Por definição, o marceneiro é o profissional especializado na fabricação, reparo e restauração de móveis de madeira. Mas, com o tempo, o termo passou a incluir quem trabalha com compensado e MDF. Por isso, Mestre Bia prefere outro título. “Eu digo que sou restaurador. Eu restauro o que tem madeira de lei e faço réplicas de móveis antigos com madeira de demolição, que é material raro”, explica.
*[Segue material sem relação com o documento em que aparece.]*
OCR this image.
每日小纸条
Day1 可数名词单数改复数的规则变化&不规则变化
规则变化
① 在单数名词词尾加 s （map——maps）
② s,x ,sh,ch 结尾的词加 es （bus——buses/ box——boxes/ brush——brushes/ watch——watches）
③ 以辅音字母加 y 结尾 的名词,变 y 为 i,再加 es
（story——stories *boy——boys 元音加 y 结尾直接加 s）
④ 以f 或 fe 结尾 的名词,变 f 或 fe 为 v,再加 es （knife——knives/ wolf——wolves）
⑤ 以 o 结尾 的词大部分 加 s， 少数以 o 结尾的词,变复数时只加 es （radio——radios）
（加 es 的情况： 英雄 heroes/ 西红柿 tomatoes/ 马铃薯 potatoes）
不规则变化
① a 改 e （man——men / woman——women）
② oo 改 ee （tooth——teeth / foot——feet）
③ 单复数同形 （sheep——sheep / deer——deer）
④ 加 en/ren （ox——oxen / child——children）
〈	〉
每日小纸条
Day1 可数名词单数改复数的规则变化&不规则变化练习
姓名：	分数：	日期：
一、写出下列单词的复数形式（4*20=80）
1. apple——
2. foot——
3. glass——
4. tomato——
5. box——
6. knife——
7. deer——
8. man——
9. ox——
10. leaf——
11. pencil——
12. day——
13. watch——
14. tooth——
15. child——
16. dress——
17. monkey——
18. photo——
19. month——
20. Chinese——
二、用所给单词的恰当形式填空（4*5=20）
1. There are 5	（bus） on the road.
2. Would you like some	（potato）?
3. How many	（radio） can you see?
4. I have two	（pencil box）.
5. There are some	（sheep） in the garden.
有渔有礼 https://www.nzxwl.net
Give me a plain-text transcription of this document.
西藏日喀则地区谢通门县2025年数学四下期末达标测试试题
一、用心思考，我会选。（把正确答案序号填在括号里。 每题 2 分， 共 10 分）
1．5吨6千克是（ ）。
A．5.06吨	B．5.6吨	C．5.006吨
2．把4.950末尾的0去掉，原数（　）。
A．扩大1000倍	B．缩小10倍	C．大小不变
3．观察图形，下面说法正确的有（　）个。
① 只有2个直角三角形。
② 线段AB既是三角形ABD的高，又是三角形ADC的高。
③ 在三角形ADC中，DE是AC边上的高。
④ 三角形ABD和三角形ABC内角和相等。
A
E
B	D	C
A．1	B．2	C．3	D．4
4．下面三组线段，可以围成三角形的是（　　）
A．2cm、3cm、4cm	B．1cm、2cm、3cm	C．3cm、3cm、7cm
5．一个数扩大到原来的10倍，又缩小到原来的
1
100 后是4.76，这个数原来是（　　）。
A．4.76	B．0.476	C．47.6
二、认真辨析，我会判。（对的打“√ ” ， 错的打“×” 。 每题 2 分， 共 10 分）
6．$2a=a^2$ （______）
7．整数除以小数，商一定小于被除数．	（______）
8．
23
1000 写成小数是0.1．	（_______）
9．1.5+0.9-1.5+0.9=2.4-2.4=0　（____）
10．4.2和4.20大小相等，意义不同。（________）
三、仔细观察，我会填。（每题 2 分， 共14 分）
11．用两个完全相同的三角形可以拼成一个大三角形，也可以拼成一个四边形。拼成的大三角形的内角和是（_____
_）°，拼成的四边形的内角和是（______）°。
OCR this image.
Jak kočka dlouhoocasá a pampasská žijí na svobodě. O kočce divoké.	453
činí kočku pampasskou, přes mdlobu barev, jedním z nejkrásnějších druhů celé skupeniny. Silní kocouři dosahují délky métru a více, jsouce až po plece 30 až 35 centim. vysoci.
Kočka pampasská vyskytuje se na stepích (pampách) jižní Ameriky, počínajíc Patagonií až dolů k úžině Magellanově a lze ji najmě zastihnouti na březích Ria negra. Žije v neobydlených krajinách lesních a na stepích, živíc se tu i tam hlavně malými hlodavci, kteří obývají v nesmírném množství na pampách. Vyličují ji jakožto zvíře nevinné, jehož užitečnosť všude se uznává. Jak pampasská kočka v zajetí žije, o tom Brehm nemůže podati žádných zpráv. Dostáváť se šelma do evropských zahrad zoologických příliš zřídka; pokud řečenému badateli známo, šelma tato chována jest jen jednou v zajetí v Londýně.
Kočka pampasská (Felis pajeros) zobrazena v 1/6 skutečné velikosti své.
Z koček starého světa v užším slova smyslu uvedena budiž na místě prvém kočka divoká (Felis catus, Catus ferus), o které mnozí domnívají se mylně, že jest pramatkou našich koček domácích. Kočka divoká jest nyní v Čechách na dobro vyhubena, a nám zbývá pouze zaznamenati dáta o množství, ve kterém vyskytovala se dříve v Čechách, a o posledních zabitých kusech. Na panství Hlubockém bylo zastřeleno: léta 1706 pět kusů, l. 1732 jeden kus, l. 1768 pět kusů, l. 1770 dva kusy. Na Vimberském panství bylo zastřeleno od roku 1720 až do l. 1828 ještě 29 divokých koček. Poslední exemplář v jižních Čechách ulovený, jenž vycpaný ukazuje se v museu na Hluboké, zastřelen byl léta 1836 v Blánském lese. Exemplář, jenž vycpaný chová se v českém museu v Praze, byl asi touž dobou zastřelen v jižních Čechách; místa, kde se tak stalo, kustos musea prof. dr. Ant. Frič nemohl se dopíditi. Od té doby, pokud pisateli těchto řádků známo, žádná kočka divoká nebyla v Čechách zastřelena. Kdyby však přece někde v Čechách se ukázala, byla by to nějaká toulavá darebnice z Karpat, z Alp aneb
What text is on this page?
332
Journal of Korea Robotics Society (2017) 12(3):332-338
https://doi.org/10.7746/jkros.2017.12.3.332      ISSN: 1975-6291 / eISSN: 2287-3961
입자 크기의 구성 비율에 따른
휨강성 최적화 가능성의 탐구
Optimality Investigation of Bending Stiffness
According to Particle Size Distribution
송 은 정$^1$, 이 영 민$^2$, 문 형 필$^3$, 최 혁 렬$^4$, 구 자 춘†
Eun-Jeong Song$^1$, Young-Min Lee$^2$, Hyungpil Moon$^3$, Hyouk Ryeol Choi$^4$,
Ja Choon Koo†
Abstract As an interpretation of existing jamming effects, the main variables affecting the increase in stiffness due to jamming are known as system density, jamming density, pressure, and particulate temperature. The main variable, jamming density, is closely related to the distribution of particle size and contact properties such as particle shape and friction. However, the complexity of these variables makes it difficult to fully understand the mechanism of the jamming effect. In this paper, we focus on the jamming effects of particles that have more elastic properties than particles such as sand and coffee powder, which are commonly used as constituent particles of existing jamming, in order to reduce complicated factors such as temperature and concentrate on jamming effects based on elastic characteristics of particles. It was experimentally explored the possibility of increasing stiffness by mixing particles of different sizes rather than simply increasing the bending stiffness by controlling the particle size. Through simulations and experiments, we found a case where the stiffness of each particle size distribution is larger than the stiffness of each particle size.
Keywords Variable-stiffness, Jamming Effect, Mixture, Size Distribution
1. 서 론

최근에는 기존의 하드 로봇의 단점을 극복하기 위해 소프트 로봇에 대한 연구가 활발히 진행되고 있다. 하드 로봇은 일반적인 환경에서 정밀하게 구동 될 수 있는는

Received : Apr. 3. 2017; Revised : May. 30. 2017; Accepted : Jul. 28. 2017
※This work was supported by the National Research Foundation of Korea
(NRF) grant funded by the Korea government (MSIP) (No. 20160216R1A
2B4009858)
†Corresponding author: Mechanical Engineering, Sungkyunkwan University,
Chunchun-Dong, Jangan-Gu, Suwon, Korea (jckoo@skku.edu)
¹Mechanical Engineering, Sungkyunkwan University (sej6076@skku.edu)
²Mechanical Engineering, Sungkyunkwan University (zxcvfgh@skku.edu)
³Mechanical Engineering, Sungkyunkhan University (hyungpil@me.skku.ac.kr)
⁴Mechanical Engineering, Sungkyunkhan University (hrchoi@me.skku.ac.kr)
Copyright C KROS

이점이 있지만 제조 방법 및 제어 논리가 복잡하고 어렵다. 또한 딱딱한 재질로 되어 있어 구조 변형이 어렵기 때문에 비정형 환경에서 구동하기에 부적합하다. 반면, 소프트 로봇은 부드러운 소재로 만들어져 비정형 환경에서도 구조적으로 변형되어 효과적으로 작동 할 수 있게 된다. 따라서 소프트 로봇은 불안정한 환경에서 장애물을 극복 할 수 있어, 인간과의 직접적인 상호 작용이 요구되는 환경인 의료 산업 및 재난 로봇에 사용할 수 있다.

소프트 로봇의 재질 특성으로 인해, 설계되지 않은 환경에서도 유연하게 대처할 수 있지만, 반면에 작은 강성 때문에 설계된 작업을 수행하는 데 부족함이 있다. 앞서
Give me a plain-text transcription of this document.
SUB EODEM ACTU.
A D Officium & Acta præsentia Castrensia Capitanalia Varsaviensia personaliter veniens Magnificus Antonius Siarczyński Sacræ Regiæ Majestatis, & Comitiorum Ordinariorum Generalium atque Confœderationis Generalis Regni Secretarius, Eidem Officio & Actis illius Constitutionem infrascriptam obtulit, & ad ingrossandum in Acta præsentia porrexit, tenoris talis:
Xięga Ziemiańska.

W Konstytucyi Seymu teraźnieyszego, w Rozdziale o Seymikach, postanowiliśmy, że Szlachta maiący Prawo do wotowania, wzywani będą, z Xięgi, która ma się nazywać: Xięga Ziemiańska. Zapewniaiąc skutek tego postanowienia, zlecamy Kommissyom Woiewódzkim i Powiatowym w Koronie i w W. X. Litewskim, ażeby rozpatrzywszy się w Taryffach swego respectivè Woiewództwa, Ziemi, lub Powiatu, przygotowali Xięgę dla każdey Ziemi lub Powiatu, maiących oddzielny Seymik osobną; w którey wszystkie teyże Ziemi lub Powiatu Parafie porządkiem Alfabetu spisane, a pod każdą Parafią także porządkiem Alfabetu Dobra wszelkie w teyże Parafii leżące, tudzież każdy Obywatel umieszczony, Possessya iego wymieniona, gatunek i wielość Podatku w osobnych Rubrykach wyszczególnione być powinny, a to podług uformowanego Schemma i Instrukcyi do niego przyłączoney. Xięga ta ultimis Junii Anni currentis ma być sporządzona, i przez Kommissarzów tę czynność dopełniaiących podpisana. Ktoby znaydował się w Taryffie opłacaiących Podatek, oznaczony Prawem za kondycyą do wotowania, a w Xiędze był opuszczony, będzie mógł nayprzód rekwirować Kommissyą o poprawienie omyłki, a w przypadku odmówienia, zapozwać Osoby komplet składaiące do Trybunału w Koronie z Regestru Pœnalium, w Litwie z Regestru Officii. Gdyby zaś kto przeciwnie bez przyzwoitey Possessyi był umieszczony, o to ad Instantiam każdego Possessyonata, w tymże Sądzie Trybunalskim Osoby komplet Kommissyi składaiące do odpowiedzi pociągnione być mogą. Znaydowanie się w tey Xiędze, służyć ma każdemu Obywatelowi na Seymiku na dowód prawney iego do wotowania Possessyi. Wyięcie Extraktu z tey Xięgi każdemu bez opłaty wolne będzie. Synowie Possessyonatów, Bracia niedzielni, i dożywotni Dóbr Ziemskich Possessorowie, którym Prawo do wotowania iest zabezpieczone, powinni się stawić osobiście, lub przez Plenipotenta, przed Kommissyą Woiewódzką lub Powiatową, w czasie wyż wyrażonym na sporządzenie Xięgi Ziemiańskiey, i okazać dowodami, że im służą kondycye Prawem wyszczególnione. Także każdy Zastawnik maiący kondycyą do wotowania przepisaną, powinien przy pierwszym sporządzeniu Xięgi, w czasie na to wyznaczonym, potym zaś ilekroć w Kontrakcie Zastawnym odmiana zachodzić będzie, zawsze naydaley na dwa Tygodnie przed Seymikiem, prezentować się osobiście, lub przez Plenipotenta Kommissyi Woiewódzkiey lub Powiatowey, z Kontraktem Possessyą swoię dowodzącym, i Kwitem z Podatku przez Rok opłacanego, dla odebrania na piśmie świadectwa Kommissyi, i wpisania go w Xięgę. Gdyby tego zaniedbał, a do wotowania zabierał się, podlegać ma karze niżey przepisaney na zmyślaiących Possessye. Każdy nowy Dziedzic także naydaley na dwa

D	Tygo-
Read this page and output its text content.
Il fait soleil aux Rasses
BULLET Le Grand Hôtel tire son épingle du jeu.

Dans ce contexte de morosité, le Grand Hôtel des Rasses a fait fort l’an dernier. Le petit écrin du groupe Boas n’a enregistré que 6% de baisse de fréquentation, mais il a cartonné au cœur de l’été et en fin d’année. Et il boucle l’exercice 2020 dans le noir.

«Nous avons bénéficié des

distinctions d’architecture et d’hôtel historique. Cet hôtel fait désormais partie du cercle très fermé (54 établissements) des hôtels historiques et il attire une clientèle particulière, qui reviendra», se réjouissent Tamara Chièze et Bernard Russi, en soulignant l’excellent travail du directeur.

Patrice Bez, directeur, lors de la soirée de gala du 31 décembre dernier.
Baú confeccionado por artesãos da Ruy Barbosa
Nas oficinas da Ruy Barbosa, madeiras de lei se transformam em verdadeiras obras de arte, moldadas com precisão e paciência por mãos experientes. A marcenaria, ali, ultrapassa o limite do ofício técnico e se aproxima da arte: cada peça carrega a marca do criador e o respeito à matéria-prima.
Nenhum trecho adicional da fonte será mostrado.